04 · What we should do

The plan

  1. Bet on our judgement, not the tech. Build our edge on the one thing rivals can't copy — BCG's brand rules and our senior creatives' taste. The tools underneath are swappable plumbing.
  2. Sell the thinking; automate the grunt-work. Charge for original ideas and craft (the premium bit); use AI to cheaply mass-produce the variations underneath — every size, language and version.
  3. Buy the tools, build only the brand-safe "front door". Don't reinvent the generators (Adobe, Google, ElevenLabs already make those). Build the layer that keeps everything on-brand, legal, and human-approved.
  4. Keep a human in the loop — always. It protects the work legally, it keeps quality up, and "made with real people" is now something clients actively want.
  5. Only call it "agents" if it really is. For the June hackathon, show a demo where you can see the steps hand off and a brand-check catch a mistake. Don't dress up a single AI call as a "team of agents" — people see through it.

The first thing to build (good for the June 22 hackathon)

Take one approved master ad and automatically make all the local-market versions — every language, format and channel — with our brand-checker watching and a human signing off at the end.

  • Why this one: it's exactly where our brand rules and BCG's trusted, careful approach beat a generic tool — and big regulated clients pay well for it.
  • How: buy the generators and the wiring; build only our brand-check + sign-off layer.
  • The path: hackathon demo → one real client → a repeat, paying engagement.

05 · How I made this (and what to trust)

The honest bit

My method

I ran five deep searches at once (video, audio, social, the under-the-hood tech, and the money), reading and cross-checking real sources.
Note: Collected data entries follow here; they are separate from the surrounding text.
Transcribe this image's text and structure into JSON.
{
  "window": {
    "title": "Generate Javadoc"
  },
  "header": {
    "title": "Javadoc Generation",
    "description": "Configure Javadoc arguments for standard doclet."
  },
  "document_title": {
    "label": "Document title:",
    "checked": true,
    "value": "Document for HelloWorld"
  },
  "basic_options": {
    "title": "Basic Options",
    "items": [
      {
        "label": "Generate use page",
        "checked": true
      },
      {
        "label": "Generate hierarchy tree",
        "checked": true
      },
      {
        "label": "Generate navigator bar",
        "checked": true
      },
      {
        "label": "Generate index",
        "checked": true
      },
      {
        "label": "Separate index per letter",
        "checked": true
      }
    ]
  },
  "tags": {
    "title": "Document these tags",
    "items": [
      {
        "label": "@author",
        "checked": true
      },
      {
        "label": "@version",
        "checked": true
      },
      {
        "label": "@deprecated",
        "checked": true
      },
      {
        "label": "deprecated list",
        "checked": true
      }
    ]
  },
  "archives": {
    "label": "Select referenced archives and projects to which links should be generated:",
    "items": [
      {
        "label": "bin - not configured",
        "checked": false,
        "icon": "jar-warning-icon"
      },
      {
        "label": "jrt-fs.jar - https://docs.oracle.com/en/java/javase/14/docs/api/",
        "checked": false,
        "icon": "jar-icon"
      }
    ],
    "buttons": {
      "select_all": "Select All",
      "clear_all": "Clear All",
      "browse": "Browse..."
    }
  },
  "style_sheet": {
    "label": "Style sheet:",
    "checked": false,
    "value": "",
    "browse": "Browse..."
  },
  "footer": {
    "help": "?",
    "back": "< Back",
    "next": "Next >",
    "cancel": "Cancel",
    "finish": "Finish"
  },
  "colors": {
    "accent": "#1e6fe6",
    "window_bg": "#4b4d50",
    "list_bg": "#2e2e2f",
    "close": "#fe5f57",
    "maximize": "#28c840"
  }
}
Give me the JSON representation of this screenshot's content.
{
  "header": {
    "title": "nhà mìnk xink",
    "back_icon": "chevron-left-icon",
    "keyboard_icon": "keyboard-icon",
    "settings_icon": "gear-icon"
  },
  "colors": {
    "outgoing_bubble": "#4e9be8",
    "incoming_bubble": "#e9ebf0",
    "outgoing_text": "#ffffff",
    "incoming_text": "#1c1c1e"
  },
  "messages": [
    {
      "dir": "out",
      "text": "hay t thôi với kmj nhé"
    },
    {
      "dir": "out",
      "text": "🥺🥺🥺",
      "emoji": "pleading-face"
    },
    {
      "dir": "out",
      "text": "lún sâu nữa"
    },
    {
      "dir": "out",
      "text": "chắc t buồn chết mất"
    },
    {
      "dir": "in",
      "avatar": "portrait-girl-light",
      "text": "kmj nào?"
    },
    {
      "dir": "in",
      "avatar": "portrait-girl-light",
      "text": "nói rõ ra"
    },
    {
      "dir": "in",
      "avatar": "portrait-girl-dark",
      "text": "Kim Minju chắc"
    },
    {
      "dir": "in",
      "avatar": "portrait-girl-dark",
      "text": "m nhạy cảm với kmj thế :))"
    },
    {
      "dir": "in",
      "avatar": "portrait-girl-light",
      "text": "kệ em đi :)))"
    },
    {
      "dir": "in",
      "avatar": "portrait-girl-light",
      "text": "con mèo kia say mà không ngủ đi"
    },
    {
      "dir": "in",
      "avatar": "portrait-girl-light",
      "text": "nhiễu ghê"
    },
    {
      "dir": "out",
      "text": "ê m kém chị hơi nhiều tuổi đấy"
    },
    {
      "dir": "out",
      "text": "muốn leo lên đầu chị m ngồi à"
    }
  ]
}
Then I had five independent AI critics attack the findings, and made the research defend itself and re-check every shaky fact. A few claims got corrected in that process — this page is only what survived.

  • What's solid: the big picture, the Sora shutdown, the legal traps, and the under-the-hood cost facts are well sourced.
  • What to take with a pinch of salt: some companies' exact revenue/value figures are estimates, and a few "agent" claims are really just company marketing — I've flagged those.
  • What I didn't cover: gaming/3D, coding tools, and players outside the US and China.

The full long version, the critics' notes, and the sources all live in the project files (research/creative-ai-workflows-2026/) if you ever want to dig in.